On the heels of two very disturbing LGBT-related stories coming out of the former Soviet republic of Ukraine comes another disheartening development: according to Gay Star News, an LGBT photo exhibition in the Kiev Visual Culture Research Center was vandalized on Saturday, May 19, the day before threats from extremist groups and a lukewarm response from the police forced the cancellation of what would have been the capital city’s first-ever gay pride parade and violent right-wing thugs attacked its organizers.
The two male vandals are said to have waited until they were alone with the photographs — which were taken by the award-winning photographer Yevgenia Belorusets and depicted the day-to-day lives of Ukrainian LGBT people and families — and slashed them with a fork, throwing some of them to the floor. 26 of the exhibition’s 40 photographs were damaged.

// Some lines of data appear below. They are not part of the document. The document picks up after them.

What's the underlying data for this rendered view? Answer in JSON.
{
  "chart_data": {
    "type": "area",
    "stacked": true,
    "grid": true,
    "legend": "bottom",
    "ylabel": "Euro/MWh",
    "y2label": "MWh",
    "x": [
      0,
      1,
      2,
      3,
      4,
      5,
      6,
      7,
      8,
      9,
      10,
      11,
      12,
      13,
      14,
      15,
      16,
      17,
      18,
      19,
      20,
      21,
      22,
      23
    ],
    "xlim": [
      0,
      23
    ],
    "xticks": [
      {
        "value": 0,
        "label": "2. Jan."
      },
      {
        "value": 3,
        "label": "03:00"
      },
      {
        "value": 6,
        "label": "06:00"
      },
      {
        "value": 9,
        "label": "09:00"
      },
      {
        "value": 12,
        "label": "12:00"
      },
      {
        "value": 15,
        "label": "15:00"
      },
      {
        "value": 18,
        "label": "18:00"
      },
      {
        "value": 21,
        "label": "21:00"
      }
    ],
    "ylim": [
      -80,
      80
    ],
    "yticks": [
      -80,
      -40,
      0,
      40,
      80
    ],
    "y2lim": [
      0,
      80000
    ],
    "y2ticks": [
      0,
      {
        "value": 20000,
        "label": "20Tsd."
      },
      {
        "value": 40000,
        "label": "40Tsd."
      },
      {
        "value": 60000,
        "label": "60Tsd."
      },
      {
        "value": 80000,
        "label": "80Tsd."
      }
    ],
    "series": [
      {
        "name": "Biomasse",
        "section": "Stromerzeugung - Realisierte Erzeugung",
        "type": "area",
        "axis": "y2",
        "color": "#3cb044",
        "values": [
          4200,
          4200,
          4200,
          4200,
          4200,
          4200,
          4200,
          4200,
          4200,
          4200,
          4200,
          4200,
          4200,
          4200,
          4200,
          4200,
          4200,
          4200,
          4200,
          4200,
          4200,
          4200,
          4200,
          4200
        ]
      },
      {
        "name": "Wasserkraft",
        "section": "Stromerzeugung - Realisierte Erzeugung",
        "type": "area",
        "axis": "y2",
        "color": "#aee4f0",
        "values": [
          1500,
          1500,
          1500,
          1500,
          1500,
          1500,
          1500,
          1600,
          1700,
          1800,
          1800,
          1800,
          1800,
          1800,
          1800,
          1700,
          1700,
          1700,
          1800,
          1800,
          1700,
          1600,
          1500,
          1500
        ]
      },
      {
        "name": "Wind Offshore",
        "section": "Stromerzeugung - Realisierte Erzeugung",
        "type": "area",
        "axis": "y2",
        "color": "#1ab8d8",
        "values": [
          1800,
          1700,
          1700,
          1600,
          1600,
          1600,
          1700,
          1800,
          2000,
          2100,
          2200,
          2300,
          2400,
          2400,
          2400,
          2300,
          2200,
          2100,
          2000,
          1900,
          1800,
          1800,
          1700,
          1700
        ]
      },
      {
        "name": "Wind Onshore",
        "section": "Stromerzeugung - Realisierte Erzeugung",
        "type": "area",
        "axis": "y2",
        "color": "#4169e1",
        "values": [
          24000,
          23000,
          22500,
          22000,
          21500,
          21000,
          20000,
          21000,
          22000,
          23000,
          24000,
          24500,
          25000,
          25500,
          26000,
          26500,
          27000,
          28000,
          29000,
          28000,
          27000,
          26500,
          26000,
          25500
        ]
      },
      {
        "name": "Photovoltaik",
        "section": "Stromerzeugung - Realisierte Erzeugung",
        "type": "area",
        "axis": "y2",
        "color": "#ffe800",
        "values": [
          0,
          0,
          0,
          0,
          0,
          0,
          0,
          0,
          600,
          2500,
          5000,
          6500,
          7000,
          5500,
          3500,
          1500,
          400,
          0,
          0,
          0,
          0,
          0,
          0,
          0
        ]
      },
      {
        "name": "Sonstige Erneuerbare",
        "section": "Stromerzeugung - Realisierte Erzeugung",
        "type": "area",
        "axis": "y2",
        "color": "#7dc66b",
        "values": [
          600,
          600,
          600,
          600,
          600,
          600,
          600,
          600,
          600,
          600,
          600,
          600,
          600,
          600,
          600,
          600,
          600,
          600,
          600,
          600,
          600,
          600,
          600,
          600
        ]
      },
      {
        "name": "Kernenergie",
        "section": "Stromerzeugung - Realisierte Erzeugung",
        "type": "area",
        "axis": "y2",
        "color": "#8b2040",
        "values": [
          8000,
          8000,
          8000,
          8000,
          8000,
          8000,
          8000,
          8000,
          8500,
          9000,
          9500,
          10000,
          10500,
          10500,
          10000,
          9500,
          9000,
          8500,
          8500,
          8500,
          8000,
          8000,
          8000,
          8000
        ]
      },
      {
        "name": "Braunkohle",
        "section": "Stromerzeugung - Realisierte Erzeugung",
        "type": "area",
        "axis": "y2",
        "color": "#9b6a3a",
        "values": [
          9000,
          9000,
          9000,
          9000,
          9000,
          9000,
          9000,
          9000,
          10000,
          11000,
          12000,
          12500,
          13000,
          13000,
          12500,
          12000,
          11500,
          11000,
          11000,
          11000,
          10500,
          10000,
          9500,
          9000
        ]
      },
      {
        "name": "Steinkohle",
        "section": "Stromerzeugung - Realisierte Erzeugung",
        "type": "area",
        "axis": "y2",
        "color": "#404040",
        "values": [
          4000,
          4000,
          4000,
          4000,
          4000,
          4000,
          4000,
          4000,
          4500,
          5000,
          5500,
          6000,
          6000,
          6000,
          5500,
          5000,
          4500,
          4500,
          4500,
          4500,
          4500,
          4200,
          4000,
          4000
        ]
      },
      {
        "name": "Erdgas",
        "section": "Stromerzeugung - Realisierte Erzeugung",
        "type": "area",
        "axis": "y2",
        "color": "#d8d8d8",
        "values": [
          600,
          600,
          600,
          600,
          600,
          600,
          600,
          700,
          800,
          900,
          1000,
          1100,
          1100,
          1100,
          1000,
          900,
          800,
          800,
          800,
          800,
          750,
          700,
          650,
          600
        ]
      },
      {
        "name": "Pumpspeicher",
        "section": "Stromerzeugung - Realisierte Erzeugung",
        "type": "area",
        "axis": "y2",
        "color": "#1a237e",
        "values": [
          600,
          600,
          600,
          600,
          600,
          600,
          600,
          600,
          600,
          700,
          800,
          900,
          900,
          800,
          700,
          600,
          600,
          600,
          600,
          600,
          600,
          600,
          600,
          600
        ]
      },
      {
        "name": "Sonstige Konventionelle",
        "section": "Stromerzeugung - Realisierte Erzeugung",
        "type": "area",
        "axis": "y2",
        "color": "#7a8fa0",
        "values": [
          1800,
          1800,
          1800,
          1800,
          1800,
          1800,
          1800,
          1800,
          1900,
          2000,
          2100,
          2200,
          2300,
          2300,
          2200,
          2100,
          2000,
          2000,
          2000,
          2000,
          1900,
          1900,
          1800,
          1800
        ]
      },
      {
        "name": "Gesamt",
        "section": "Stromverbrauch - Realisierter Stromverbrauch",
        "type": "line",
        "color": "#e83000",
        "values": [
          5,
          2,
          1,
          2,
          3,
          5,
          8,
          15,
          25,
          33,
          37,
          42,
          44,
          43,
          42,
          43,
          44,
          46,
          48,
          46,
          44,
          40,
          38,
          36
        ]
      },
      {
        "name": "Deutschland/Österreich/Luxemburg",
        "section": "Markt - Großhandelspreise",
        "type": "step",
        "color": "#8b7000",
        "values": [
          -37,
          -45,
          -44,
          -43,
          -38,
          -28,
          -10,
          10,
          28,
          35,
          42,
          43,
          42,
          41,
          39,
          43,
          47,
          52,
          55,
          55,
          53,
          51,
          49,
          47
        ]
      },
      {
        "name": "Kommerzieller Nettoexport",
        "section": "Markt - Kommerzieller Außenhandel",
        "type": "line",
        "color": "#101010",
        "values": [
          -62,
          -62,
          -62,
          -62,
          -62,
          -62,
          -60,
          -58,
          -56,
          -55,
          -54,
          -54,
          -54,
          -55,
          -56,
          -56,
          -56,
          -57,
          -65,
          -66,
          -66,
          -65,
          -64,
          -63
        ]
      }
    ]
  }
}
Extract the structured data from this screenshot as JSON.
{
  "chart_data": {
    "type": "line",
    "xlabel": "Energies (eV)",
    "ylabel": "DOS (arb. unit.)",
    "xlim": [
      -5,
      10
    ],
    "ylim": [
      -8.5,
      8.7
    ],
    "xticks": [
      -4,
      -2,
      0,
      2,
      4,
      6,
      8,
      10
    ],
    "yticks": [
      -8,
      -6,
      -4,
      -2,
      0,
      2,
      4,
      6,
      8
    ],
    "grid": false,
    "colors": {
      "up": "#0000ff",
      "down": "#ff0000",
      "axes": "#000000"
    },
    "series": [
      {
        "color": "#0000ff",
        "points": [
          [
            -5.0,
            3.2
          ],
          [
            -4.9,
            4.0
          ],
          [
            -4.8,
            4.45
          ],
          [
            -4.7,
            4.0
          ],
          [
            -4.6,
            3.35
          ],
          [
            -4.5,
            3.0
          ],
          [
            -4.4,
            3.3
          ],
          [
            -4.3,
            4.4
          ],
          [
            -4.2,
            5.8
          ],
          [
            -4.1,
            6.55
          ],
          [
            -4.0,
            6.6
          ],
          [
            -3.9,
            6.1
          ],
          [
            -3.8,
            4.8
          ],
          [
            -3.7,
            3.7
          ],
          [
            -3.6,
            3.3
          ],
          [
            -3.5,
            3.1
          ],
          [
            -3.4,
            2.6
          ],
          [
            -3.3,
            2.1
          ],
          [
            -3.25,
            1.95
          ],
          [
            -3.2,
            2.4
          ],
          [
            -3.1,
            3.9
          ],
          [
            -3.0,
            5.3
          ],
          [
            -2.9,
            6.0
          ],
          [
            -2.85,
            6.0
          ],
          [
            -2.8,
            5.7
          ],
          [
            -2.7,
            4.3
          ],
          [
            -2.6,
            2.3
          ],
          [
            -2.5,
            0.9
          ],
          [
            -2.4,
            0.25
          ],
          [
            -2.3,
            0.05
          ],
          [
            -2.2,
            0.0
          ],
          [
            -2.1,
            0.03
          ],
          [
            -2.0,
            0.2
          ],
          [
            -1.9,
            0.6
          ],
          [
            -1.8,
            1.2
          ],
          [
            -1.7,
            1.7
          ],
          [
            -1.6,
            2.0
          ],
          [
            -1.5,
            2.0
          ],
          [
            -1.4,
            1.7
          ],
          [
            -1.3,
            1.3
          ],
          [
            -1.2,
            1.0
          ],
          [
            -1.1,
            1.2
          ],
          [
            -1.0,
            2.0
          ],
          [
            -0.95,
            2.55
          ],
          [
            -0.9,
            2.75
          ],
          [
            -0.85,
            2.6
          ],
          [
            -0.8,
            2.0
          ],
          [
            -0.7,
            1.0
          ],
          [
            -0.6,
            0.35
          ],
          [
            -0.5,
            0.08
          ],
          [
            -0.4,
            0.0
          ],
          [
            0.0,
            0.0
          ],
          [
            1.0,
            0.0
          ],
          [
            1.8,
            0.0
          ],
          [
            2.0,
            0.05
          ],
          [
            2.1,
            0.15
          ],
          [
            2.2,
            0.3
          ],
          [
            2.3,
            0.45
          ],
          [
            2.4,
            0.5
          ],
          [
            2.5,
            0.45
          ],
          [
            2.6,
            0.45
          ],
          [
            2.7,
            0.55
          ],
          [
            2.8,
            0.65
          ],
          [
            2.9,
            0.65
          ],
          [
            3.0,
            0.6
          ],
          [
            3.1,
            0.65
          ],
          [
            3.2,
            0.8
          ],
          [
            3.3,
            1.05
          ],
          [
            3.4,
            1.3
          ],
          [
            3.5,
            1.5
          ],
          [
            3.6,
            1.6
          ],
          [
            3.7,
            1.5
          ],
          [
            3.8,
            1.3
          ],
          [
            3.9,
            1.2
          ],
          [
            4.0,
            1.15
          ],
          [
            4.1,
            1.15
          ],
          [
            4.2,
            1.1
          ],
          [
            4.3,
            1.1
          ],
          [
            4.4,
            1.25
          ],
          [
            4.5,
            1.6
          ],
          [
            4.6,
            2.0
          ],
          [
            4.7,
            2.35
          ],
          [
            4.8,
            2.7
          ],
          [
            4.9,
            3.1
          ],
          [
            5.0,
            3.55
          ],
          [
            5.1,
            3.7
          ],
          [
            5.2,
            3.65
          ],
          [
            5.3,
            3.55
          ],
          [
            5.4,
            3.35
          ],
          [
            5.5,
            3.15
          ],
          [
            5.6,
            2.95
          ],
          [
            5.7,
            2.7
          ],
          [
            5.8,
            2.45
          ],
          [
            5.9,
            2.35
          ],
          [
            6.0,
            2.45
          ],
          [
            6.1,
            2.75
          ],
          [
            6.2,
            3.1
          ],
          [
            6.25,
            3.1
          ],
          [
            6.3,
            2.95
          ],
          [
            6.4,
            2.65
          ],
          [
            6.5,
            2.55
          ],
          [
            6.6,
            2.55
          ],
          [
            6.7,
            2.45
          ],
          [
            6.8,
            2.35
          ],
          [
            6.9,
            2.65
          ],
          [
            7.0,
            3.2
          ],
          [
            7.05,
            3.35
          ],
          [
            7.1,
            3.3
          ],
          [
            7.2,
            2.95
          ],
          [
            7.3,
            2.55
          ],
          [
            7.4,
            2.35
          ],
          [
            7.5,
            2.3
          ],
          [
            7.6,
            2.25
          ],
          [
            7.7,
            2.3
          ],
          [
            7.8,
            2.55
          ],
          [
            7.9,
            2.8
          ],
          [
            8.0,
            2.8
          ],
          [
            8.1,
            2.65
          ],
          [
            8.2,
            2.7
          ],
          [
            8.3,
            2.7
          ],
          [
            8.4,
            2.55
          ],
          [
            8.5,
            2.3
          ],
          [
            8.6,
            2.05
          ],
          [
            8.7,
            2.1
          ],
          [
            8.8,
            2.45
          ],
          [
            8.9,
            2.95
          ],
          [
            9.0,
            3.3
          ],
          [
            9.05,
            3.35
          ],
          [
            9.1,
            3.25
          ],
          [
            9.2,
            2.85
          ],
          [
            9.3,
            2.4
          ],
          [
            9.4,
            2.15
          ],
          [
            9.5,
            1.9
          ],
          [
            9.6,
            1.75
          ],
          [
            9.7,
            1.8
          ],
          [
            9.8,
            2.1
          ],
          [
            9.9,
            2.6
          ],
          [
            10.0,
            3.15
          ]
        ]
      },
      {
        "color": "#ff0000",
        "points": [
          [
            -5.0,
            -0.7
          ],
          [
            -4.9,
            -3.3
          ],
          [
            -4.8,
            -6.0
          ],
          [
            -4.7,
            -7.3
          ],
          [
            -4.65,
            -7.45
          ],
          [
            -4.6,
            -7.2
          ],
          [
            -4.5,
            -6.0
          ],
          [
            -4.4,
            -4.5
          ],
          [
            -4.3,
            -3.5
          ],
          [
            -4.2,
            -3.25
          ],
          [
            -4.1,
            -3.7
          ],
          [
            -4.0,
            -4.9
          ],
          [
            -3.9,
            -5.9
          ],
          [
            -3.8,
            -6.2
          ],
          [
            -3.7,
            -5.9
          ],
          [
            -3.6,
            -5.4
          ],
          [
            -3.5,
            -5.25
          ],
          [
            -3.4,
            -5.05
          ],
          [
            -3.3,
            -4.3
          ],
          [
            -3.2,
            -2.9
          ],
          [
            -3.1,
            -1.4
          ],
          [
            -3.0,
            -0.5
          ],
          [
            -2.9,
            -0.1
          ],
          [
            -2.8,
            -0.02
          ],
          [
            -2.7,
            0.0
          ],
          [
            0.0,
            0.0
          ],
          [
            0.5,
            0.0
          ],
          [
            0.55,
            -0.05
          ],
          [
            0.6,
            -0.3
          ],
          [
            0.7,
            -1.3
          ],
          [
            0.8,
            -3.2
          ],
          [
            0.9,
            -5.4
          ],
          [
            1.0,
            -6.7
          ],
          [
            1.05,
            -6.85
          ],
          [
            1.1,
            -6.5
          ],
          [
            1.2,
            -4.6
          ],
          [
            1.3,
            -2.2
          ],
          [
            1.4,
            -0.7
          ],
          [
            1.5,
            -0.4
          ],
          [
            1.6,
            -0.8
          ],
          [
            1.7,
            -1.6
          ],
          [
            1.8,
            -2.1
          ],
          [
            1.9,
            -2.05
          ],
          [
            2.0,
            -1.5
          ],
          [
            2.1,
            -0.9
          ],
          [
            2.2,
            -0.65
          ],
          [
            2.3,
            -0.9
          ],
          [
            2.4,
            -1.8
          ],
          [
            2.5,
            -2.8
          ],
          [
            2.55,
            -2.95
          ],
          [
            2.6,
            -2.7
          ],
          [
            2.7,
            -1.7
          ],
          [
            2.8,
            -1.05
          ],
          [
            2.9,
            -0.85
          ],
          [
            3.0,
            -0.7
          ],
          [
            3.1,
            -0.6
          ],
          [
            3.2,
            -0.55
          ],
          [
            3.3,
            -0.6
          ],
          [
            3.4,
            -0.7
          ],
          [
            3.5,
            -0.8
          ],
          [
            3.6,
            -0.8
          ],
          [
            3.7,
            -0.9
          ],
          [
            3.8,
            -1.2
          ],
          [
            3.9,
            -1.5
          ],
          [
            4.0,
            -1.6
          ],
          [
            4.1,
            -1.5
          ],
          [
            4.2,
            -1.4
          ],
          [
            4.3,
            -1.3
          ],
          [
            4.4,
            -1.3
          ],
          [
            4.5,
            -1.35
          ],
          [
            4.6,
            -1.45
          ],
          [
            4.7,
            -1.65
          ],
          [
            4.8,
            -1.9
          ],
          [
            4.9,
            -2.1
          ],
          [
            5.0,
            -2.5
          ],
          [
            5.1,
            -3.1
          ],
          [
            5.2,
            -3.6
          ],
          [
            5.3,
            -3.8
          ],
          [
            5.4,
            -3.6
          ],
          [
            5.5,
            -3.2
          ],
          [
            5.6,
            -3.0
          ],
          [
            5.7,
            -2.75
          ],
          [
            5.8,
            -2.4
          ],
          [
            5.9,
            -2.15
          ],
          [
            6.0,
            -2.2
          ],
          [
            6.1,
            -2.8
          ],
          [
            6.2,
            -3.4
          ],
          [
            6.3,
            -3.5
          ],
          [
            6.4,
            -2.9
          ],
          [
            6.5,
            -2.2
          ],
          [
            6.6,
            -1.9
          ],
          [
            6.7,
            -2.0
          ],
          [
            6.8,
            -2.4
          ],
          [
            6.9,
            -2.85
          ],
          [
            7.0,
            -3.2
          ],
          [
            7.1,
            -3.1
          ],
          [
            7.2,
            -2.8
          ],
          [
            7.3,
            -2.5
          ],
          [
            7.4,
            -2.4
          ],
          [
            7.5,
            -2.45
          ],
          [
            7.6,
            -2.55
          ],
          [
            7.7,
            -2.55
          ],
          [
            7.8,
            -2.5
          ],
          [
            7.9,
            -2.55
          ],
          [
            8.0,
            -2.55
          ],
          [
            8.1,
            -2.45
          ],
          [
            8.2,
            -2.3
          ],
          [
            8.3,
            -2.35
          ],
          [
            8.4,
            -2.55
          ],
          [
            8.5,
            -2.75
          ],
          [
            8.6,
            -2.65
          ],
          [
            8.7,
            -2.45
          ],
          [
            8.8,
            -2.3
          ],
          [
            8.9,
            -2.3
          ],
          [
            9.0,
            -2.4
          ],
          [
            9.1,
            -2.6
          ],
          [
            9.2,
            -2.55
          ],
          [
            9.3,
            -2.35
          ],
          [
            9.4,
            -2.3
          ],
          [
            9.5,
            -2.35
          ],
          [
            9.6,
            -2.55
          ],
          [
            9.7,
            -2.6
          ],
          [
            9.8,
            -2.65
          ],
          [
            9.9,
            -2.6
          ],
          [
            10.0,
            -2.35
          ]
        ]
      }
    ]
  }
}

Organizers of the exhibition are “shocked” by the attack, according to Olena Shevchenko, chair of Insight NGO, one of the organizing groups. She said that showings of Belorusets’ photos were scheduled for three other venues, but that Saturday’s attack will force the cancellation of those remaining events. Shevchenko further added that she, like other LGBT rights workers in Kiev, has very little confidence in the willingness of the police to support and protect LGBT people and organizations from vandalism and violence.